その細い体に、今はもういない人を思い出す。
はっとして体を離す。
「平次?」
「今日はよそう。お前も疲れてる」
よっと抱き上げて布団へ転がすと、いつもは年甲斐もなく少年のようにきゃあと喜ぶくせに、万年青は黙り込んだ。
「万年青?」
ごろん、と万年青はあおむけになった。
何かを考えるように、じっと俺を見つめてくる。
その瞳にはまだ涙の膜が張っていた。
「明かりをけして、平次」
言われるがままに明かりの紐を引いて落とす。
万年青の肌は暗闇でのほうが一層よく見える。
白くなまめかしい肌が、夜の幽かな明かりの中では輝くようだった。
ゆっくりと指先が腰まで下りてゆく。
俺を見つめながら、腰ひもが払われる。しゅる、という衣擦れの音に俺ののどはごくりとなった。
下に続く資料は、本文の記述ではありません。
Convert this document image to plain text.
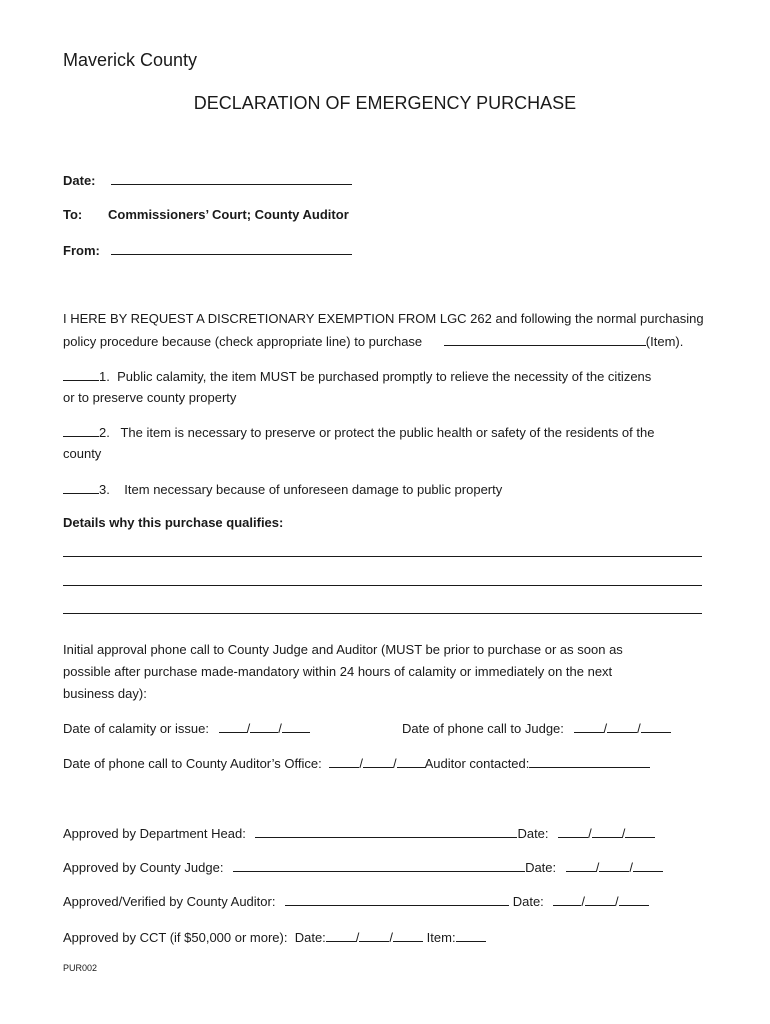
Maverick County
DECLARATION OF EMERGENCY PURCHASE
Date:
To: Commissioners’ Court; County Auditor
From:
I HERE BY REQUEST A DISCRETIONARY EXEMPTION FROM LGC 262 and following the normal purchasing
policy procedure because (check appropriate line) to purchase	(Item).
1. Public calamity, the item MUST be purchased promptly to relieve the necessity of the citizens
or to preserve county property
2. The item is necessary to preserve or protect the public health or safety of the residents of the
county
3. Item necessary because of unforeseen damage to public property
Details why this purchase qualifies:
Initial approval phone call to County Judge and Auditor (MUST be prior to purchase or as soon as
possible after purchase made-mandatory within 24 hours of calamity or immediately on the next
business day):
Date of calamity or issue:	/ /	Date of phone call to Judge:	/ /
Date of phone call to County Auditor’s Office:	/ / Auditor contacted:
Approved by Department Head:	Date:	/ /
Approved by County Judge:	Date:	/ /
Approved/Verified by County Auditor:	Date:	/ /
Approved by CCT (if $50,000 or more): Date: / /	Item:
PUR002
万年青から発せられる気配が、いつになく何かを訴えかけてくる。
止めようとしてもあふれてくる涙が、万年青の目じりにたまっていた。
「万年青…」
俺はやっと、万年青も俺と同じことを考えていたのだとわかった。
もしも出征してしまえば、二度と。
「平次」
ゆっくりと万年青は自分で膝を開いた。
「疲れてるなんて、明日赤紙が来たら平次を恨みますよ。万年青は平次が欲しい。万年青の一番近くにきて。今はまだ、平次は万年青中以外のどこにも行かないで」
浴衣が膝から落ちて、俺にしか見せない場所がむき出しになる。
「きて」
ああ、なんて奴だ。
とその時俺は思った。
この後何度も、この日を思い出した。
「あっ」
覚えておこう。
何があっても忘れないように。
この肌を。
熱を。
息遣いを。
快感を。
いつまでも滑らかな内ももに手を這わせながら、足の間に押し入りながら、俺たちは泣きたくなるほどの気持ちで、お互いを抱きしめあった。